We can apply a trinary Huffman code. If this is not clear enough, here is how to do it for the example given in the question:

We have a sequence of $N=4$ "binary" questions $(U_1,U_2,U_3,U_4).$ I put binary in quotes because we can answer yes, no, or I don't know. Take $0$ as no, $1$ as yes, and $e$ as erased or I don't know.

As in the question statement, we know the answers to everything in one of the following sub-vectors: $$A_1=(U_1,U_4),\ A_2=(U_1,U_2),\ A_3=(U_2,U_3),\ A_4=(U_3,U_4).$$ (We also know which sub-vector we know.)

Form a full trinary tree with $N=4$ levels, where at each node in level $i$ we ask "What is the value of $U_i$?", and 3 branches, $0,1,e$ coming out. The leaves at the end represent symbols in our Huffman code. Now we need to weight them.

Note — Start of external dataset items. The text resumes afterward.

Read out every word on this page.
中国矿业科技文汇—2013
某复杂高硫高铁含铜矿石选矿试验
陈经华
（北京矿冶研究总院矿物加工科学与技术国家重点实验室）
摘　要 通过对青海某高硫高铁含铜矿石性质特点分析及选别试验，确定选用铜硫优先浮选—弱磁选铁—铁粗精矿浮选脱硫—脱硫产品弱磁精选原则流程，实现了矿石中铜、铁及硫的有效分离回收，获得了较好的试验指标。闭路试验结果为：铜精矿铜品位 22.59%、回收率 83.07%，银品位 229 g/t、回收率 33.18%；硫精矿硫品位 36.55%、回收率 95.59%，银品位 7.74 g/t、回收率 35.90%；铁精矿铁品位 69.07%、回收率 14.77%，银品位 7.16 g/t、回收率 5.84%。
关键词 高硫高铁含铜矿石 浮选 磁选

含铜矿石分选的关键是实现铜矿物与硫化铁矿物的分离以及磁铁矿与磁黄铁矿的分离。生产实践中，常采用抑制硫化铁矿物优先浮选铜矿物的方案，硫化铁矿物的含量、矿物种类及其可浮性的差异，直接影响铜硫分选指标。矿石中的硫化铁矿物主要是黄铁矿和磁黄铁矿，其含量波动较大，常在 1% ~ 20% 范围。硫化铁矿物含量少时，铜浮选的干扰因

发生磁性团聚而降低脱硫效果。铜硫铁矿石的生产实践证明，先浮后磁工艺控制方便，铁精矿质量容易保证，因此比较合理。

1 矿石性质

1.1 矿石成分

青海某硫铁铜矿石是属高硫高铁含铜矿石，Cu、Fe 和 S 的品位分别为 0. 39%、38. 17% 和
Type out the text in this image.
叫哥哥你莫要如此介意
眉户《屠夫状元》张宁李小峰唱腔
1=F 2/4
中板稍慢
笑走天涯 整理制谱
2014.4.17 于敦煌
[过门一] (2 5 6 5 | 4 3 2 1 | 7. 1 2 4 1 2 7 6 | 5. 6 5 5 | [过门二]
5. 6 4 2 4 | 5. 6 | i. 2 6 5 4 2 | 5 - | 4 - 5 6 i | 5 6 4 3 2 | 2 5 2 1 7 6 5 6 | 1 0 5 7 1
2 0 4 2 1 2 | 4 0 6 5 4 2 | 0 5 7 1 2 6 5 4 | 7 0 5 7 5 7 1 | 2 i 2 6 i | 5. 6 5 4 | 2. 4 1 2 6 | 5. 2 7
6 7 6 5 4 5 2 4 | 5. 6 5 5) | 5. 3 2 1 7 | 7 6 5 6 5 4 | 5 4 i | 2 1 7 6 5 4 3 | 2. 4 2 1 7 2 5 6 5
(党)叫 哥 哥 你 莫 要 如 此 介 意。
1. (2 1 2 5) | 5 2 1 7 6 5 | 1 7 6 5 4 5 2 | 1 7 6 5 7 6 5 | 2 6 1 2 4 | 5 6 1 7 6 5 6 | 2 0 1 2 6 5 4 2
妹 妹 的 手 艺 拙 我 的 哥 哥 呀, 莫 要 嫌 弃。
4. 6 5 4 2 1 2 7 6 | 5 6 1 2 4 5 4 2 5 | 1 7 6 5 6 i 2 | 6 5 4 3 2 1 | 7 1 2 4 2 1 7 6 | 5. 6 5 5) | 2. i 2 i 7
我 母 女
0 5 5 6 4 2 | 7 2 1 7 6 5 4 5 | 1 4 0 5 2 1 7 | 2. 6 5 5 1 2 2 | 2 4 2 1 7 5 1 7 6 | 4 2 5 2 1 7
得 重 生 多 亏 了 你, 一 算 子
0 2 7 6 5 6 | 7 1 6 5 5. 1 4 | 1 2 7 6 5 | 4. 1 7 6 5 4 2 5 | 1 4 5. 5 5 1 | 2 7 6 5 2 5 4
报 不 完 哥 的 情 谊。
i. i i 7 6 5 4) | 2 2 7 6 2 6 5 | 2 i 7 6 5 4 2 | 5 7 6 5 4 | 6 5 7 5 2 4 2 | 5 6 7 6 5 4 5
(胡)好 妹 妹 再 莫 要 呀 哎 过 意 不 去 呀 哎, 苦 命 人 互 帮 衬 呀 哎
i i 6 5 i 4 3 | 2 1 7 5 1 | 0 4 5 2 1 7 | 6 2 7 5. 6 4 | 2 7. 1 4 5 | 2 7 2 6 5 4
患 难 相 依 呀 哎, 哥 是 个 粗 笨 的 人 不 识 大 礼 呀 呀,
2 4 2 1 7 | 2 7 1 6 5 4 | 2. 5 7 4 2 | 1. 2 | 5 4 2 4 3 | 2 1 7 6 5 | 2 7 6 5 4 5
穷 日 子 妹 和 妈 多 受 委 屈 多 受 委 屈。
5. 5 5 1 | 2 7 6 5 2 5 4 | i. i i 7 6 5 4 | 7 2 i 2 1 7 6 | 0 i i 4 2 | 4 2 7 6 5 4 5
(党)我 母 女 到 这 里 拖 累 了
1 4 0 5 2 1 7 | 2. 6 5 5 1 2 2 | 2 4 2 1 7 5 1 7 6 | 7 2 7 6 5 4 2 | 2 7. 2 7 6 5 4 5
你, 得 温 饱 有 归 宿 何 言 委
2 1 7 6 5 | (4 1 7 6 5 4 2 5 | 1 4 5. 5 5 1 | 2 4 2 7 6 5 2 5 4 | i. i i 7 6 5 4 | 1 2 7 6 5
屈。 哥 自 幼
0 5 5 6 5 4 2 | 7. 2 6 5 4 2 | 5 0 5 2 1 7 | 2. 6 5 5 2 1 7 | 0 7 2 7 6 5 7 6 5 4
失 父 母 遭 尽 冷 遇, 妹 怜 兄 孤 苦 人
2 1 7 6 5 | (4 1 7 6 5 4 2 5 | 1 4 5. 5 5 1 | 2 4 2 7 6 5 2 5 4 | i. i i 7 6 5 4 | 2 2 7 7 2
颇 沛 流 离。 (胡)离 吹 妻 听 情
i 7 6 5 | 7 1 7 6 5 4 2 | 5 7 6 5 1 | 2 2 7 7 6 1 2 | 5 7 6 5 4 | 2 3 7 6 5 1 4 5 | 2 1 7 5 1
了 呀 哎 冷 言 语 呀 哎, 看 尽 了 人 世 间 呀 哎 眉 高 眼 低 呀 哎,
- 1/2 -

Because we are guaranteed to only know one of $A_1,A_2,A_3,A_4$, we can delete (or 0-weight) much of the tree. In fact, we can zero weight any path not leading up to a leaf that looks like one of the following:

• $(b_1,e,e,b_2)$, corr. to $A_1$
• $(b_1,b_2,e,e)$, corr. to $A_2$
• $(e,b_1,b_2,e)$, corr. to $A_3$
• $(e,e,b_1,b_2)$, corr. to $A_4$

where $b_1,b_2$ are $0$ or $1$. Weight the remaining edges using the joint distribution of $(k,U_1,\dots,U_4)$, where $k$ is the index of the subvector you know.

We have just constructed a trinary Huffman code whose entropy we can find from the probability tree.

The same idea generalizes to arbitrary $N,n,$ and any collection of sub-vectors $A$. As $N,n$ become large (say, by running multiple trials) the Huffman code gets longer and the overhead incurred by it becomes arbitrarily small.